Worried about his clearance rate, Rawls resists - mightily - taking on the 13 murders but ultimately can't avoid them. Now he's even angrier with McNulty, since it was McNulty's detective work that turned the "accident" into a crime. Later, McNulty and Bunk do some serious drinking, McNulty downing 14 shots, "one for each of the bodies," he says. "Eleven more years of whatever bullshit they can find and then I put in my papers and I walk," McNulty says. "Fuck it, they can chew you up but they gotta spit you back out."
Later that night, he visits Pearlman, who always takes him in. In the morning, however, she presses him for the meaning of their relationship. But she becomes upset when he tells her that if his wife would take him back, he'd be gone.
Valchek gets his detail, but the unit is made up of useless cops, with Prez being the one exception. Valchek, not realizing he's been given humps, visits them in their new detail office and tells them to get to work on Sobotka.
Meanwhile, D'Angelo has begun to use heroin in prison. Avon arrives to speak with him one evening and, realizing what Dee is doing to himself, tells him, "We have to talk."
At police headquarters, Horseface, dressed in a suit and tie, hot-wires a surveillance van and drives it off police property, saluting the unsuspecting cops as he goes.
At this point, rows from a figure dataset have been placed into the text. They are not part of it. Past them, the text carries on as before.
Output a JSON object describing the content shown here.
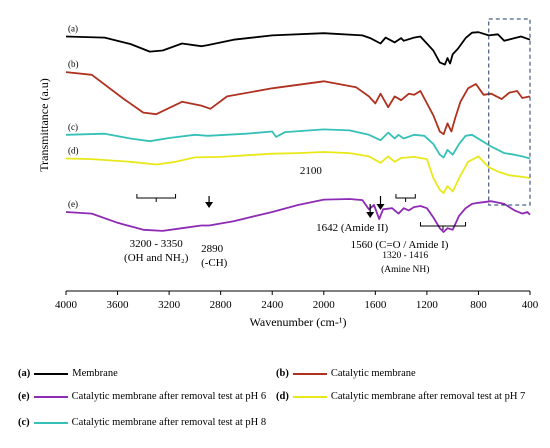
{
  "chart_data": {
    "type": "line",
    "xlabel": "Wavenumber (cm-¹)",
    "ylabel": "Transmittance (a.u)",
    "xlim": [
      4000,
      400
    ],
    "x_reversed": true,
    "x_ticks": [
      "4000",
      "3600",
      "3200",
      "2800",
      "2400",
      "2000",
      "1600",
      "1200",
      "800",
      "400"
    ],
    "grid": false,
    "legend_position": "bottom",
    "highlight_box_range": [
      720,
      400
    ],
    "series": [
      {
        "tag": "(a)",
        "name": "Membrane",
        "color": "#000000",
        "offset": 0,
        "points": [
          [
            4000,
            0.88
          ],
          [
            3700,
            0.86
          ],
          [
            3500,
            0.74
          ],
          [
            3350,
            0.6
          ],
          [
            3250,
            0.62
          ],
          [
            3100,
            0.75
          ],
          [
            2950,
            0.7
          ],
          [
            2900,
            0.72
          ],
          [
            2700,
            0.82
          ],
          [
            2400,
            0.9
          ],
          [
            2000,
            0.94
          ],
          [
            1700,
            0.9
          ],
          [
            1640,
            0.85
          ],
          [
            1560,
            0.75
          ],
          [
            1520,
            0.86
          ],
          [
            1450,
            0.77
          ],
          [
            1400,
            0.85
          ],
          [
            1380,
            0.8
          ],
          [
            1300,
            0.86
          ],
          [
            1250,
            0.88
          ],
          [
            1150,
            0.62
          ],
          [
            1100,
            0.4
          ],
          [
            1060,
            0.36
          ],
          [
            1040,
            0.48
          ],
          [
            1020,
            0.38
          ],
          [
            1000,
            0.55
          ],
          [
            960,
            0.65
          ],
          [
            900,
            0.85
          ],
          [
            850,
            0.95
          ],
          [
            800,
            0.96
          ],
          [
            720,
            0.9
          ],
          [
            650,
            0.92
          ],
          [
            600,
            0.8
          ],
          [
            520,
            0.85
          ],
          [
            470,
            0.88
          ],
          [
            400,
            0.82
          ]
        ]
      },
      {
        "tag": "(b)",
        "name": "Catalytic membrane",
        "color": "#b0311f",
        "offset": -0.78,
        "points": [
          [
            4000,
            1.0
          ],
          [
            3800,
            0.95
          ],
          [
            3550,
            0.5
          ],
          [
            3400,
            0.25
          ],
          [
            3300,
            0.22
          ],
          [
            3100,
            0.45
          ],
          [
            2950,
            0.38
          ],
          [
            2880,
            0.32
          ],
          [
            2750,
            0.55
          ],
          [
            2400,
            0.7
          ],
          [
            2000,
            0.83
          ],
          [
            1750,
            0.72
          ],
          [
            1650,
            0.55
          ],
          [
            1600,
            0.42
          ],
          [
            1560,
            0.6
          ],
          [
            1500,
            0.35
          ],
          [
            1450,
            0.55
          ],
          [
            1400,
            0.48
          ],
          [
            1340,
            0.6
          ],
          [
            1300,
            0.58
          ],
          [
            1250,
            0.65
          ],
          [
            1150,
            0.2
          ],
          [
            1100,
            -0.1
          ],
          [
            1070,
            -0.15
          ],
          [
            1040,
            0.05
          ],
          [
            1010,
            -0.1
          ],
          [
            980,
            0.15
          ],
          [
            940,
            0.45
          ],
          [
            880,
            0.7
          ],
          [
            820,
            0.78
          ],
          [
            760,
            0.58
          ],
          [
            700,
            0.6
          ],
          [
            620,
            0.5
          ],
          [
            560,
            0.62
          ],
          [
            500,
            0.65
          ],
          [
            460,
            0.52
          ],
          [
            400,
            0.55
          ]
        ]
      },
      {
        "tag": "(c)",
        "name": "Catalytic membrane after removal test at pH 8",
        "color": "#35c1b8",
        "offset": -1.56,
        "points": [
          [
            4000,
            0.62
          ],
          [
            3700,
            0.64
          ],
          [
            3500,
            0.55
          ],
          [
            3350,
            0.5
          ],
          [
            3200,
            0.56
          ],
          [
            3000,
            0.62
          ],
          [
            2900,
            0.6
          ],
          [
            2600,
            0.64
          ],
          [
            2400,
            0.68
          ],
          [
            2370,
            0.58
          ],
          [
            2300,
            0.67
          ],
          [
            2000,
            0.72
          ],
          [
            1800,
            0.7
          ],
          [
            1650,
            0.62
          ],
          [
            1560,
            0.52
          ],
          [
            1500,
            0.66
          ],
          [
            1450,
            0.55
          ],
          [
            1420,
            0.62
          ],
          [
            1380,
            0.55
          ],
          [
            1300,
            0.62
          ],
          [
            1220,
            0.6
          ],
          [
            1150,
            0.45
          ],
          [
            1100,
            0.25
          ],
          [
            1070,
            0.2
          ],
          [
            1040,
            0.34
          ],
          [
            1000,
            0.25
          ],
          [
            950,
            0.45
          ],
          [
            900,
            0.6
          ],
          [
            850,
            0.62
          ],
          [
            700,
            0.4
          ],
          [
            600,
            0.28
          ],
          [
            520,
            0.25
          ],
          [
            460,
            0.22
          ],
          [
            400,
            0.18
          ]
        ]
      },
      {
        "tag": "(d)",
        "name": "Catalytic membrane after removal test at pH 7",
        "color": "#e9e81a",
        "offset": -2.34,
        "points": [
          [
            4000,
            0.96
          ],
          [
            3800,
            0.95
          ],
          [
            3500,
            0.9
          ],
          [
            3300,
            0.85
          ],
          [
            3150,
            0.9
          ],
          [
            3000,
            0.98
          ],
          [
            2800,
            0.99
          ],
          [
            2600,
            1.02
          ],
          [
            2400,
            1.05
          ],
          [
            2200,
            1.06
          ],
          [
            2000,
            1.08
          ],
          [
            1800,
            1.06
          ],
          [
            1650,
            1.0
          ],
          [
            1560,
            0.88
          ],
          [
            1500,
            1.0
          ],
          [
            1450,
            0.9
          ],
          [
            1400,
            0.97
          ],
          [
            1300,
            0.99
          ],
          [
            1200,
            0.95
          ],
          [
            1150,
            0.6
          ],
          [
            1100,
            0.38
          ],
          [
            1070,
            0.32
          ],
          [
            1040,
            0.45
          ],
          [
            1000,
            0.35
          ],
          [
            950,
            0.6
          ],
          [
            880,
            0.9
          ],
          [
            800,
            1.0
          ],
          [
            720,
            0.8
          ],
          [
            650,
            0.72
          ],
          [
            560,
            0.65
          ],
          [
            460,
            0.62
          ],
          [
            400,
            0.6
          ]
        ]
      },
      {
        "tag": "(e)",
        "name": "Catalytic membrane after removal test at pH 6",
        "color": "#8e2bb4",
        "offset": -3.12,
        "points": [
          [
            4000,
            0.75
          ],
          [
            3800,
            0.72
          ],
          [
            3600,
            0.55
          ],
          [
            3400,
            0.42
          ],
          [
            3250,
            0.4
          ],
          [
            3100,
            0.45
          ],
          [
            2950,
            0.5
          ],
          [
            2890,
            0.5
          ],
          [
            2700,
            0.58
          ],
          [
            2400,
            0.75
          ],
          [
            2200,
            0.88
          ],
          [
            2000,
            0.98
          ],
          [
            1800,
            0.99
          ],
          [
            1700,
            0.97
          ],
          [
            1650,
            0.8
          ],
          [
            1610,
            0.88
          ],
          [
            1570,
            0.62
          ],
          [
            1540,
            0.8
          ],
          [
            1470,
            0.82
          ],
          [
            1420,
            0.72
          ],
          [
            1380,
            0.82
          ],
          [
            1340,
            0.78
          ],
          [
            1300,
            0.84
          ],
          [
            1250,
            0.86
          ],
          [
            1200,
            0.82
          ],
          [
            1150,
            0.65
          ],
          [
            1100,
            0.45
          ],
          [
            1070,
            0.38
          ],
          [
            1040,
            0.45
          ],
          [
            1000,
            0.42
          ],
          [
            950,
            0.68
          ],
          [
            900,
            0.82
          ],
          [
            850,
            0.9
          ],
          [
            800,
            0.92
          ],
          [
            700,
            0.95
          ],
          [
            600,
            0.9
          ],
          [
            520,
            0.78
          ],
          [
            460,
            0.72
          ],
          [
            420,
            0.75
          ],
          [
            400,
            0.7
          ]
        ]
      }
    ],
    "annotations": [
      {
        "id": "ann-3200",
        "wn": 3300,
        "lines": [
          "3200 - 3350",
          "(OH and NH₂)"
        ],
        "bracket": [
          3450,
          3150
        ]
      },
      {
        "id": "ann-2890",
        "wn": 2890,
        "lines": [
          "2890",
          "(-CH)"
        ],
        "arrow": true
      },
      {
        "id": "ann-2100",
        "wn": 2100,
        "lines": [
          "2100"
        ]
      },
      {
        "id": "ann-1642",
        "wn": 1640,
        "lines": [
          "1642 (Amide II)"
        ],
        "arrow": true
      },
      {
        "id": "ann-1560",
        "wn": 1560,
        "lines": [
          "1560 (C=O / Amide I)"
        ],
        "arrow": true
      },
      {
        "id": "ann-1320",
        "wn": 1368,
        "lines": [
          "1320 - 1416",
          "(Amine NH)"
        ],
        "bracket": [
          1440,
          1290
        ]
      },
      {
        "id": "ann-1100",
        "wn": 1080,
        "lines": [],
        "bracket": [
          1250,
          900
        ]
      }
    ]
  },
  "legend": [
    {
      "tag": "(a)",
      "label": "Membrane",
      "color": "#000000"
    },
    {
      "tag": "(b)",
      "label": "Catalytic membrane",
      "color": "#b0311f"
    },
    {
      "tag": "(e)",
      "label": "Catalytic membrane after removal test at pH 6",
      "color": "#8e2bb4"
    },
    {
      "tag": "(d)",
      "label": "Catalytic membrane after removal test at pH 7",
      "color": "#e9e81a"
    },
    {
      "tag": "(c)",
      "label": "Catalytic membrane after removal test at pH 8",
      "color": "#35c1b8"
    }
  ]
}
It's payback time for Valchek, and at the cargo terminal, the longshoremen drive the van into a cargo container and ship it around to a series of domestic and international ports.
Freamon and Bunk, assigned to the 14 murders, learn that the Atlantic Light has left Baltimore headed for Philly and chase the ship there to interview the crew. They are preceded, however, by Serge, who kidnaps the ship's engineer and takes him away. Freamon and Bunk arrive later, unaware of what's happened, and are stonewalled at every turn as they try to interview a crew that can suddenly speak no English.
Serge brings the engineer to Baltimore, where after being beaten, he finally reveals that he raped one of the 14 women in the container. When she resisted, he killed her, and since the other girls were witnesses, they all had to die. The Greek orders Vondas to kill him, saying, "There will be more girls."